In conclusion, this study shows that ADP using Wells et al.’s( Reference Wells, Williams and Chomtho 7 ) FFM density values provide average TBF% that agree to the corresponding value acquired by the 3C model. In contrast, average TBF% calculated using ADP and Lohman’s( Reference Lohman 9 ) FFM density values underestimated TBF% in comparison with TBF% acquired via the 3C model. Therefore, these results indicate that Wells et al.’s( Reference Wells, Williams and Chomtho 7 ) FFM density values should be used when assessing body composition with ADP in 5-year-old children. However, future studies are needed to confirm these results in other populations, including a wider age range of children.
Acknowledgements
The authors would like to thank the participating families as well as Eva Flinke, Gunilla Hennermark and Birgitta Jensen for their help with data recruitment and data collection.
The MINISTOP project was funded by the Swedish Research Council (project no. 2012-2883), the Swedish Research Council for Health, Working Life and Welfare (2012-0906), Bo and Vera Axsons Johnsons Foundation and Karolinska Institutet (M. L.). C. D. N. was supported by a grant from Henning and Johan Throne-Holst Foundation. P. H. was supported by a grant from the Strategic Research Area Health Care Science, Karolinska Institutet/Umeå University. H. H. was supported by grants from the Swedish Society of Medicine and the County Council of Östergötland, Sweden. All of the funders mentioned above had no role in the design, analysis or writing of this article.

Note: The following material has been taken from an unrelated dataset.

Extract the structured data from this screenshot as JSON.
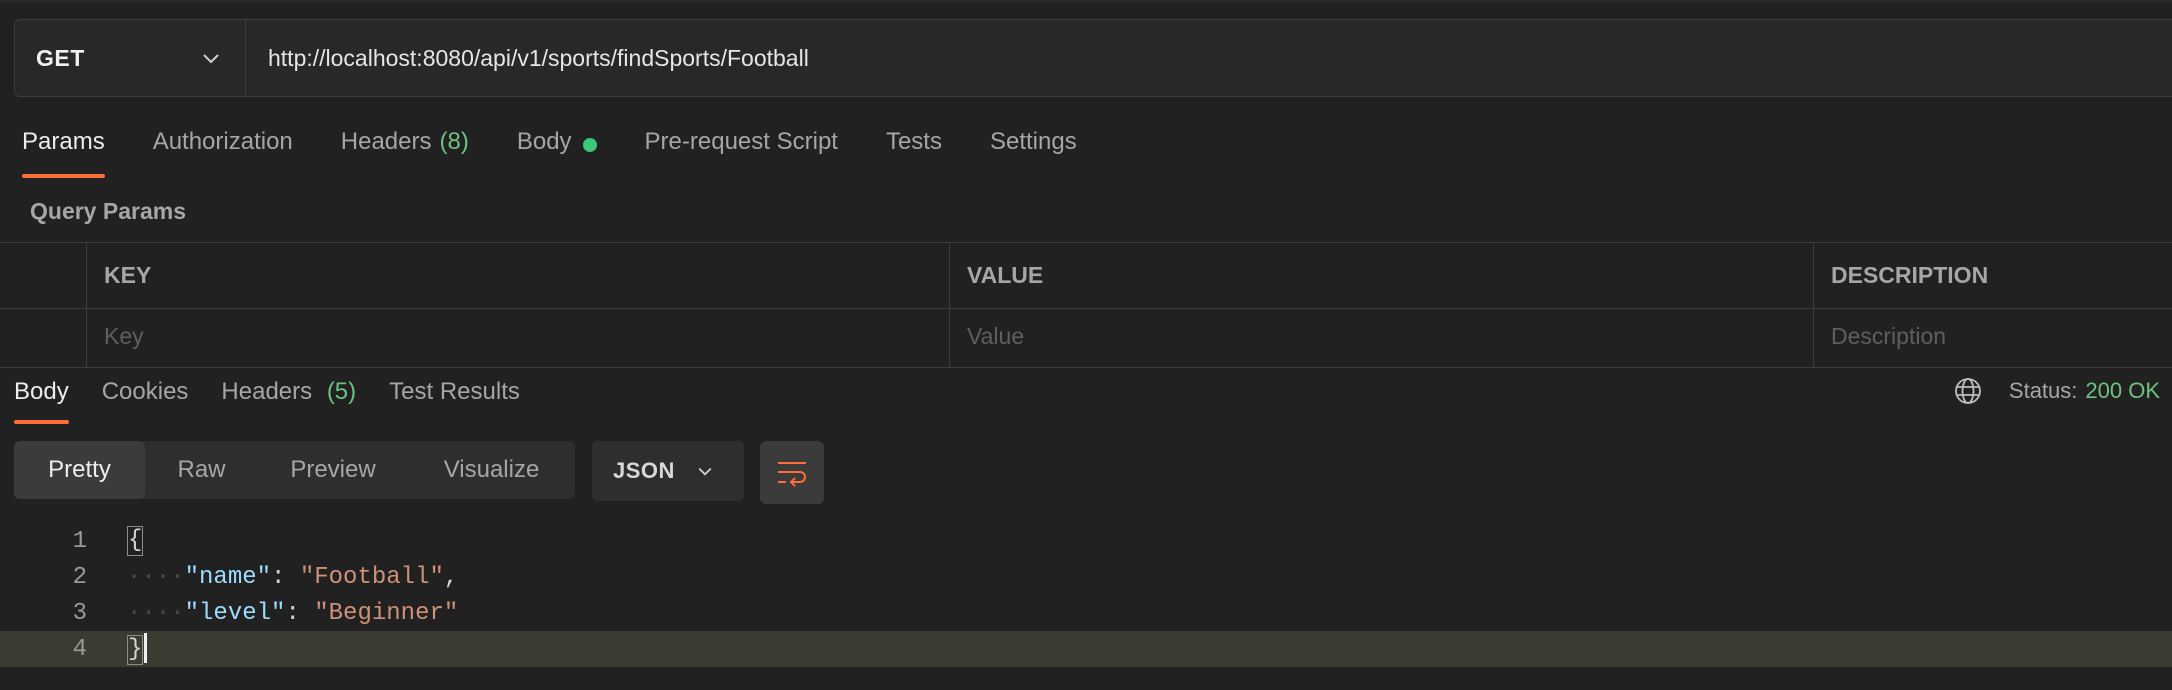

All authors contributed to designing the research question and M. L. is the primary investigator of the MINISTOP trial. M. L. with the aid of C. D. N., P. H. and H. H. designed the study. C. D. N. collected and analysed the data. C. D. N. with help from E. S. and E. P. wrote the article and all authors provided comments and approved the final version.
The authors declare that there are no conflicts of interest.